Edit 2 xUnit 2 eventually completely moved the statements to a separate assembly. NuGet only has compiled and source packages, and the Assert class is partial, so using the original version of the package, Assert becomes very easily extensible (in C #, that is).
Change For completeness: xUnit 2 removes this extension point and recommends using extension methods in the strings of βfreeβ claim libraries.
For completeness, here is a description of the βofficialβ way to extend Assert (which is surprisingly not mentioned at all, despite the fact that Brad Wilson even joined the discussion).
In version 1.5 (according to Brad's blog) xUnit.Extensions has explicit support for this through the Assertions and TestClass . It works as follows:
TestClass has an Assert property, which is of type Assertions , which passes all methods to Xunit.Assert . Since TestClass.Assert is an instance, you can add methods to it using extension methods on Assertions :
public static class AssertionsExtensions { public static void DeepEquals(this Assertions assertions, XNode expected, XNode actual) { assertions.True(XNode.DeepEquals(expected, actual));
Now you need to get your test class from Xunit.Extensions.TestClass (confused, there is also Xunit.TestClass , which is not what you want), and the Assert property will "shade" like Xunit.Assert , unless you explicitly qualify this name .

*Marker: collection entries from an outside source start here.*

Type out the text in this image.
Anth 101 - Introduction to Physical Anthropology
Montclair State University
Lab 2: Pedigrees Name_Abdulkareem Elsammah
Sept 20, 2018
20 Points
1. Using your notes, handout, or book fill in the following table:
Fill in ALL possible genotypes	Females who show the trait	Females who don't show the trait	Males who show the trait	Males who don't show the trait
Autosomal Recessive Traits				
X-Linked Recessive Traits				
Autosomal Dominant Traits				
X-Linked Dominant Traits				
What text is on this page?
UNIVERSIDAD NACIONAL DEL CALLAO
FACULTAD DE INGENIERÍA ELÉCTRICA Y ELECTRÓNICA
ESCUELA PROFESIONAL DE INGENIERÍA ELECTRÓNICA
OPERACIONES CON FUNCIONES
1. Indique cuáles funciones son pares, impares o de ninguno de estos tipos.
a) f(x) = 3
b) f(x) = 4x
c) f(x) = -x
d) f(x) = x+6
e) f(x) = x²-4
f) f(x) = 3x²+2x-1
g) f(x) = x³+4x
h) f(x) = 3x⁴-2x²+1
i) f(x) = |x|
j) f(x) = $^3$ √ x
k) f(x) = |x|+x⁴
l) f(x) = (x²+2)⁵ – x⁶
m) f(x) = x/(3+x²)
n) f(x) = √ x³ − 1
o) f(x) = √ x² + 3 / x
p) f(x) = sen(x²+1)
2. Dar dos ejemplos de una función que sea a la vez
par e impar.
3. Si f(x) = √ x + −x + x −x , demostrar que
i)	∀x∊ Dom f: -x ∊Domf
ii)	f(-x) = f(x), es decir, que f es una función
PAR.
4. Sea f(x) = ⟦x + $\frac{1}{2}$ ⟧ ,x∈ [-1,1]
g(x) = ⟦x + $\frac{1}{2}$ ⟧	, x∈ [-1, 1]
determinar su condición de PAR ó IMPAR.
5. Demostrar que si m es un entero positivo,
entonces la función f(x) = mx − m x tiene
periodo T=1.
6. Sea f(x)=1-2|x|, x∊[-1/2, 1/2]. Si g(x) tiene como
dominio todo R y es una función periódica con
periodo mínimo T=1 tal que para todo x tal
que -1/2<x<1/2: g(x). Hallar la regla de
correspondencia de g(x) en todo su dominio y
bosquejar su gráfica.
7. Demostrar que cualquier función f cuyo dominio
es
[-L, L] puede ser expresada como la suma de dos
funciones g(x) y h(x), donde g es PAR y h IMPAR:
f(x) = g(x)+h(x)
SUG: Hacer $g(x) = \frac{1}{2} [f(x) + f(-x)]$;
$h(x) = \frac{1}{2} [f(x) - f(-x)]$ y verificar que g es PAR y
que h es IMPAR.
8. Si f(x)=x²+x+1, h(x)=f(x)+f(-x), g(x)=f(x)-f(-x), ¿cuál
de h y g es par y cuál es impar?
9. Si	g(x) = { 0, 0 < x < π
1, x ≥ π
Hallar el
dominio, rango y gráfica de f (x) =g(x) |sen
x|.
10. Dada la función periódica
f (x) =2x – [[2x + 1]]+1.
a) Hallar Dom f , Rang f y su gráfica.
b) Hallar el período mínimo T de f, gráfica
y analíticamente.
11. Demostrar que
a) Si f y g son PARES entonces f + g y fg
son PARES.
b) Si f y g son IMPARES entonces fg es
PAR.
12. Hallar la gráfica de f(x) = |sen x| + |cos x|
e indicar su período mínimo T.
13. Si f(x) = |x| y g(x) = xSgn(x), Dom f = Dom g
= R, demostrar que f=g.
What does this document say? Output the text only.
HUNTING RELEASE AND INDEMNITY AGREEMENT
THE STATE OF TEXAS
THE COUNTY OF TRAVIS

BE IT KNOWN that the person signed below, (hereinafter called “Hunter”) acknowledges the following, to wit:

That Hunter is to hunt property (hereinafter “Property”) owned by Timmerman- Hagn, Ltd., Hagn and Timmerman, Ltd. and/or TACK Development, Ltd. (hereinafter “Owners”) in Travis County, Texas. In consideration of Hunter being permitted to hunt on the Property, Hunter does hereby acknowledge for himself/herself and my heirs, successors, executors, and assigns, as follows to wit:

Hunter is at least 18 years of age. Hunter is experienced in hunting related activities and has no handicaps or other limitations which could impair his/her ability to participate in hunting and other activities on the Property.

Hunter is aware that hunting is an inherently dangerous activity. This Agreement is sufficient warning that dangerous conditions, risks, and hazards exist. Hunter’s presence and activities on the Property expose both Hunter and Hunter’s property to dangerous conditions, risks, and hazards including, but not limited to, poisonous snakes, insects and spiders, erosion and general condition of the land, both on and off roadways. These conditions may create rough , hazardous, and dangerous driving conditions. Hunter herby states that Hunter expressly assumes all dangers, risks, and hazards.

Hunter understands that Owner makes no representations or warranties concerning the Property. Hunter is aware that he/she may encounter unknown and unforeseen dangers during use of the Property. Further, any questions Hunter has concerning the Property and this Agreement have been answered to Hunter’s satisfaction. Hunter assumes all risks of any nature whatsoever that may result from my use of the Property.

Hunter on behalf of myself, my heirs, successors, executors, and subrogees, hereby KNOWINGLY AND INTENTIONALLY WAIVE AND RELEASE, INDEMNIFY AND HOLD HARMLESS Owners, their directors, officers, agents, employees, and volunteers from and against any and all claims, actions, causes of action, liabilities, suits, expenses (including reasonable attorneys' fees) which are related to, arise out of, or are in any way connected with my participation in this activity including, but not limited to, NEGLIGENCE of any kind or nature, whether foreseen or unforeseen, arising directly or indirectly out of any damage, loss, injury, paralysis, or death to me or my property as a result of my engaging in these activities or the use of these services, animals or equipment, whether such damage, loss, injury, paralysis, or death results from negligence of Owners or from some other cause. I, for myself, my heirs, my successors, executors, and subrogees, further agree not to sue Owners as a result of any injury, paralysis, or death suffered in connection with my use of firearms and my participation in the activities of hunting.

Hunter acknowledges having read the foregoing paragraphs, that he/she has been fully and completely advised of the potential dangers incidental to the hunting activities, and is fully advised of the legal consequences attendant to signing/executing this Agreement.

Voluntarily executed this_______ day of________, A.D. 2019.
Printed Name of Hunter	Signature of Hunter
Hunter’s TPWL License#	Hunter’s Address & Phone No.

In your test class, which is derived from TestClass , you can now use
Assert.DeepEquals(expectedXml, actualXml);
The only real difference from the built-in xUnit statement (except that the syntax coloring for Assert is an identifier, not a type) is that when it fails, you just get a TrueException , not a specific DeepEqualsException , which could hypothetically tell you where the comparison failed. But of course, you could build this too.